Question

The standard enthalpies of formation of $C{{O}_{2}}(g)$, ${{H}_{2}}O(l)$ and glucose(s) at 25$^{0}C$ are -400$kJmo{{l}^{-1}}$,-300 $kJmo{{l}^{-1}}$ and -1300 $kJmo{{l}^{-1}}$, respectively. The standard enthalpy of combustion per gram of glucose at 25 $^{0}C$is:
a.) +2900 kJ
b.) -2900 kJ
c.) -16.11 kJ
d.) +16.11 kJ

Answer 1

Hint: To solve this question first we have to write all the equations involved in the formation of the given compound. The heat released when a sample is burned in the presence of air in its standard form to form a stable compound in its standard state is known as heat of combustion.

Complete step by step answer:
The equation involves in the combustion of glucose is:
\[{{C}_{6}}{{H}_{12}}{{O}_{6}}(s)+C{{O}_{2}}(g)\to C{{O}_{2}}(g)+{{H}_{2}}O(l)\]
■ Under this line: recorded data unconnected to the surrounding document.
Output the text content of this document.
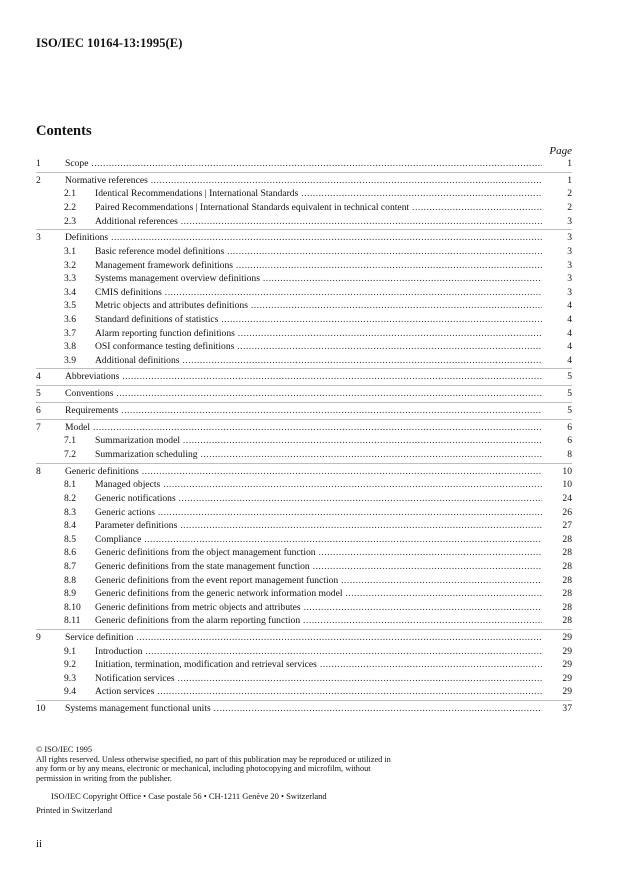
ISO/IEC 10164-13:1995(E)
Contents
Page
1	Scope .....	1
2	Normative references .....	1
2.1 Identical Recommendations | International Standards .....	2
2.2 Paired Recommendations | International Standards equivalent in technical content .....	2
2.3 Additional references .....	3
3	Definitions .....	3
3.1 Basic reference model definitions .....	3
3.2 Management framework definitions .....	3
3.3 Systems management overview definitions .....	3
3.4 CMIS definitions .....	3
3.5 Metric objects and attributes definitions .....	4
3.6 Standard definitions of statistics .....	4
3.7 Alarm reporting function definitions .....	4
3.8 OSI conformance testing definitions .....	4
3.9 Additional definitions .....	4
4	Abbreviations .....	5
5	Conventions .....	5
6	Requirements .....	5
7	Model .....	6
7.1 Summarization model .....	6
7.2 Summarization scheduling .....	8
8	Generic definitions .....	10
8.1 Managed objects .....	10
8.2 Generic notifications .....	24
8.3 Generic actions .....	26
8.4 Parameter definitions .....	27
8.5 Compliance .....	28
8.6 Generic definitions from the object management function .....	28
8.7 Generic definitions from the state management function .....	28
8.8 Generic definitions from the event report management function .....	28
8.9 Generic definitions from the generic network information model .....	28
8.10 Generic definitions from metric objects and attributes .....	28
8.11 Generic definitions from the alarm reporting function .....	28
9	Service definition .....	29
9.1 Introduction .....	29
9.2 Initiation, termination, modification and retrieval services .....	29
9.3 Notification services .....	29
9.4 Action services .....	29
10 Systems management functional units .....	37

© ISO/IEC 1995

All rights reserved. Unless otherwise specified, no part of this publication may be reproduced or utilized in any form or by any means, electronic or mechanical, including photocopying and microfilm, without permission in writing from the publisher.

ISO/IEC Copyright Office • Case postale 56 • CH-1211 Genève 20 • Switzerland
Printed in Switzerland
ii
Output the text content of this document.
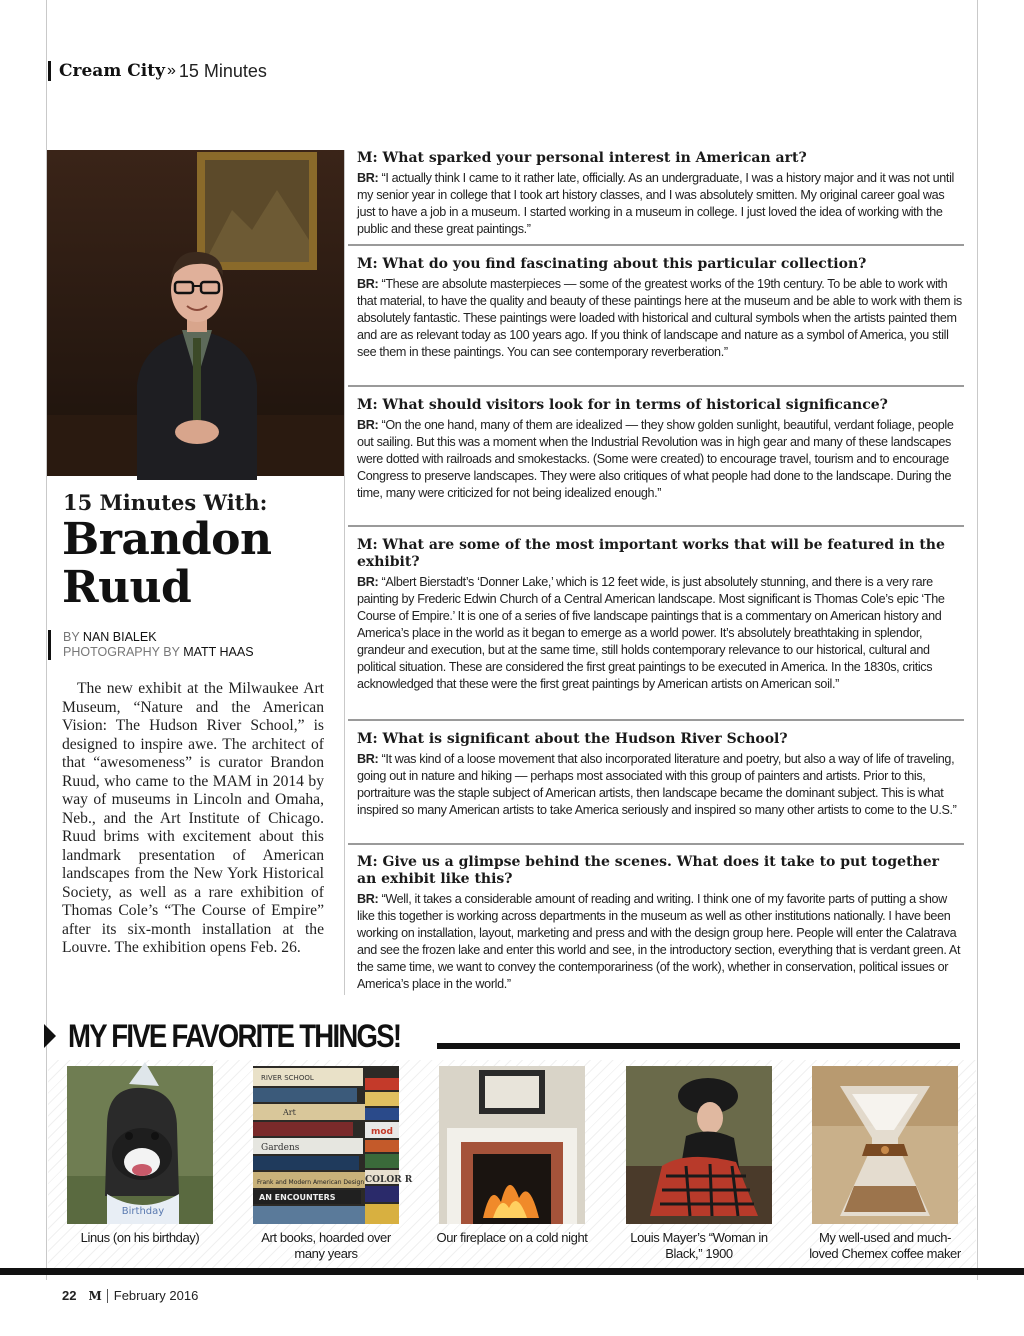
Cream City » 15 Minutes
15 Minutes With:
Brandon
Ruud
BY NAN BIALEK
PHOTOGRAPHY BY MATT HAAS

The new exhibit at the Milwaukee Art Museum, “Nature and the American Vision: The Hudson River School,” is designed to inspire awe. The architect of that “awesomeness” is curator Brandon Ruud, who came to the MAM in 2014 by way of museums in Lincoln and Omaha, Neb., and the Art Institute of Chicago. Ruud brims with excitement about this landmark presentation of American landscapes from the New York Historical Society, as well as a rare exhibition of Thomas Cole’s “The Course of Empire” after its six-month installation at the Louvre. The exhibition opens Feb. 26.

M: What sparked your personal interest in American art?
BR: “I actually think I came to it rather late, officially. As an undergraduate, I was a history major and it was not until my senior year in college that I took art history classes, and I was absolutely smitten. My original career goal was just to have a job in a museum. I started working in a museum in college. I just loved the idea of working with the public and these great paintings.”
M: What do you find fascinating about this particular collection?
BR: “These are absolute masterpieces — some of the greatest works of the 19th century. To be able to work with that material, to have the quality and beauty of these paintings here at the museum and be able to work with them is absolutely fantastic. These paintings were loaded with historical and cultural symbols when the artists painted them and are as relevant today as 100 years ago. If you think of landscape and nature as a symbol of America, you still see them in these paintings. You can see contemporary reverberation.”
M: What should visitors look for in terms of historical significance?
BR: “On the one hand, many of them are idealized — they show golden sunlight, beautiful, verdant foliage, people out sailing. But this was a moment when the Industrial Revolution was in high gear and many of these landscapes were dotted with railroads and smokestacks. (Some were created) to encourage travel, tourism and to encourage Congress to preserve landscapes. They were also critiques of what people had done to the landscape. During the time, many were criticized for not being idealized enough.”
M: What are some of the most important works that will be featured in the exhibit?
BR: “Albert Bierstadt’s ‘Donner Lake,’ which is 12 feet wide, is just absolutely stunning, and there is a very rare painting by Frederic Edwin Church of a Central American landscape. Most significant is Thomas Cole’s epic ‘The Course of Empire.’ It is one of a series of five landscape paintings that is a commentary on American history and America’s place in the world as it began to emerge as a world power. It’s absolutely breathtaking in splendor, grandeur and execution, but at the same time, still holds contemporary relevance to our historical, cultural and political situation. These are considered the first great paintings to be executed in America. In the 1830s, critics acknowledged that these were the first great paintings by American artists on American soil.”
M: What is significant about the Hudson River School?
BR: “It was kind of a loose movement that also incorporated literature and poetry, but also a way of life of traveling, going out in nature and hiking — perhaps most associated with this group of painters and artists. Prior to this, portraiture was the staple subject of American artists, then landscape became the dominant subject. This is what inspired so many American artists to take America seriously and inspired so many other artists to come to the U.S.”
M: Give us a glimpse behind the scenes. What does it take to put together an exhibit like this?
BR: “Well, it takes a considerable amount of reading and writing. I think one of my favorite parts of putting a show like this together is working across departments in the museum as well as other institutions nationally. I have been working on installation, layout, marketing and press and with the design group here. People will enter the Calatrava and see the frozen lake and enter this world and see, in the introductory section, everything that is verdant green. At the same time, we want to convey the contemporariness (of the work), whether in conservation, political issues or America’s place in the world.”
MY FIVE FAVORITE THINGS!
Birthday
Linus (on his birthday)
RIVER SCHOOL
Art
mod
Gardens
COLOR R
Frank and Modern American Design
AN ENCOUNTERS
Art books, hoarded over many years
Our fireplace on a cold night	Louis Mayer’s “Woman in Black,” 1900
My well-used and much-loved Chemex coffee maker
22 M February 2016
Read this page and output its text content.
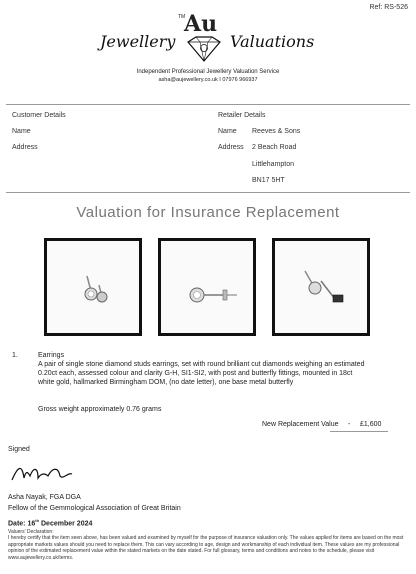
Ref: RS-526
Jewellery
TM
Au
Valuations
Independent Professional Jewellery Valuation Service
asha@aujewellery.co.uk I 07976 966937
Customer Details
Name
Address
Retailer Details
Name Reeves & Sons
Address 2 Beach Road
Littlehampton
BN17 5HT
Valuation for Insurance Replacement
1.	Earrings
A pair of single stone diamond studs earrings, set with round brilliant cut diamonds weighing an estimated 0.20ct each, assessed colour and clarity G-H, SI1-SI2, with post and butterfly fittings, mounted in 18ct white gold, hallmarked Birmingham DOM, (no date letter), one base metal butterfly
Gross weight approximately 0.76 grams
New Replacement Value - £1,600
Signed
Asha Nayak, FGA DGA
Fellow of the Gemmological Association of Great Britain
Date: 16th December 2024
Valuers' Declaration:
I hereby certify that the item seen above, has been valued and examined by myself for the purpose of insurance valuation only. The values applied for items are based on the most appropriate markets values should you need to replace them. This can vary according to age, design and workmanship of each individual item. These values are my professional opinion of the estimated replacement value within the stated markets on the date stated. For full glossary, terms and conditions and notes to the schedule, please visit www.aujewellery.co.uk/terms.
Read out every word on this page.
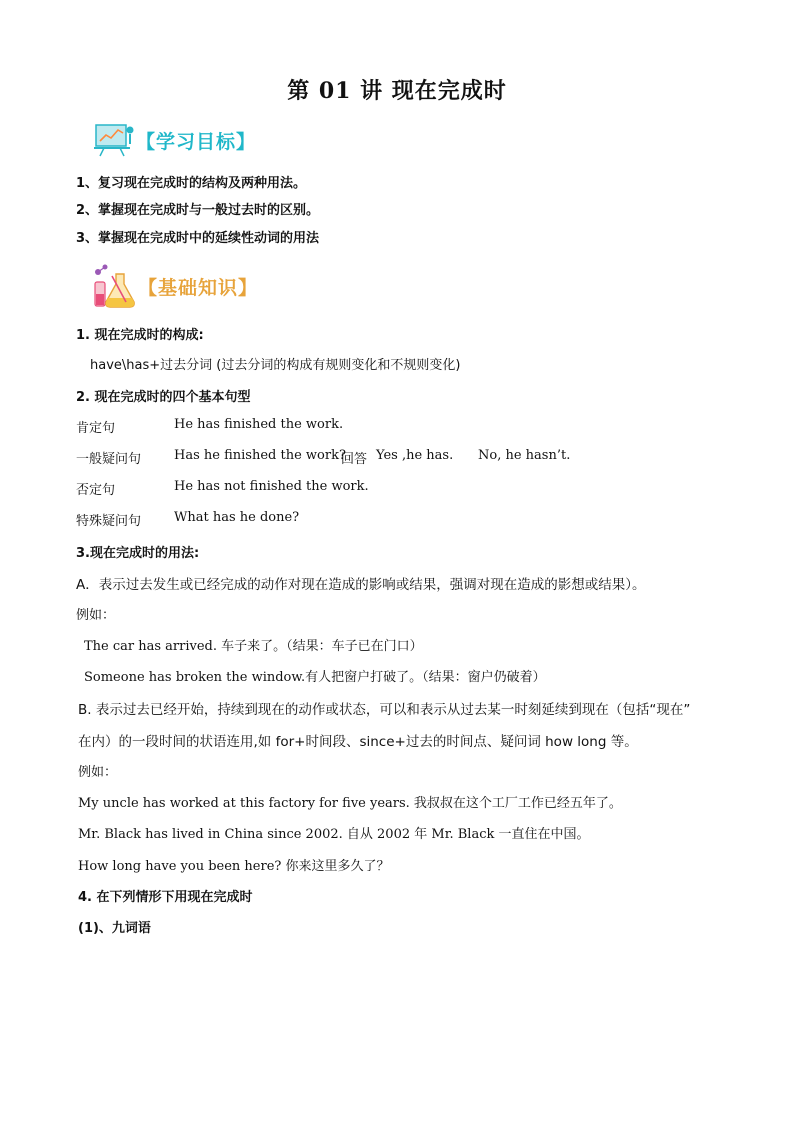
第 01 讲 现在完成时
【学习目标】
1、复习现在完成时的结构及两种用法。
2、掌握现在完成时与一般过去时的区别。
3、掌握现在完成时中的延续性动词的用法
【基础知识】
1. 现在完成时的构成:
have\has+过去分词 (过去分词的构成有规则变化和不规则变化)
2. 现在完成时的四个基本句型
肯定句	He has finished the work.
一般疑问句	Has he finished the work?
回答 Yes ,he has. No, he hasn’t.
否定句	He has not finished the work.
特殊疑问句	What has he done?
3.现在完成时的用法:
A．表示过去发生或已经完成的动作对现在造成的影响或结果，强调对现在造成的影想或结果）。
例如：
The car has arrived. 车子来了。（结果：车子已在门口）
Someone has broken the window.有人把窗户打破了。（结果：窗户仍破着）
B. 表示过去已经开始，持续到现在的动作或状态，可以和表示从过去某一时刻延续到现在（包括“现在”
在内）的一段时间的状语连用,如 for+时间段、since+过去的时间点、疑问词 how long 等。
例如：
My uncle has worked at this factory for five years. 我叔叔在这个工厂工作已经五年了。
Mr. Black has lived in China since 2002. 自从 2002 年 Mr. Black 一直住在中国。
How long have you been here? 你来这里多久了？
4. 在下列情形下用现在完成时
(1)、九词语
Balanced chemical equation is:
\[{{C}_{6}}{{H}_{12}}{{O}_{6}}(s)+6C{{O}_{2}}(g)\to 6C{{O}_{2}}(g)+6{{H}_{2}}O(l)\]

Given in the question:
The standard enthalpy of formation of $C{{O}_{2}}(g)$= -400 $kJmo{{l}^{-1}}$
The standard enthalpy of formation of ${{H}_{2}}O(l)$= -300 $kJmo{{l}^{-1}}$
The standard enthalpy of formation of glucose(s) = -1300 $kJmo{{l}^{-1}}$

The change in enthalpy is calculated by subtracting the total change in enthalpy of product to the total change in enthalpy of the reactant. Which means that change in enthalpy will be equal to the sum of standard enthalpy of formation of water and the standard enthalpy of formation of $C{{O}_{2}}$ subtracting the standard enthalpy of formation of glucose.
$$\Delta {{H}^{0}}=\sum{\Delta {{H}^{0}}_{product} - }\sum{\Delta {{H}^{0}}_{reactant}};
$$\[\Delta {{H}^{0}}=(6 X (-400) + 6 X (-300)) - (-1300 + 0)\]
Hence the change in enthalpy = -2900 $kJmo{{l}^{-1}}$
Now,
We know that the molecular weight of glucose = 180 g
Change in enthalpy in $kJ{{g}^{-1}}$ will be equal to the ratio of change in enthalpy in $kJmo{{l}^{-1}}$ to the molecular weight in g.
\[\Delta {{H}^{0}}\] = $\dfrac{-2900}{180}$ = -16.11
Hence the standard enthalpy of combustion per gram of glucose is -16.11 kJ
So, the correct answer is “Option C”.

Note: Heat of formation is the amount of heat absorbed or evolved when 1 mole of a compound is formed from its constituent elements and each element is present in its normal physical state. The normal physical state can be solid, liquid or gases.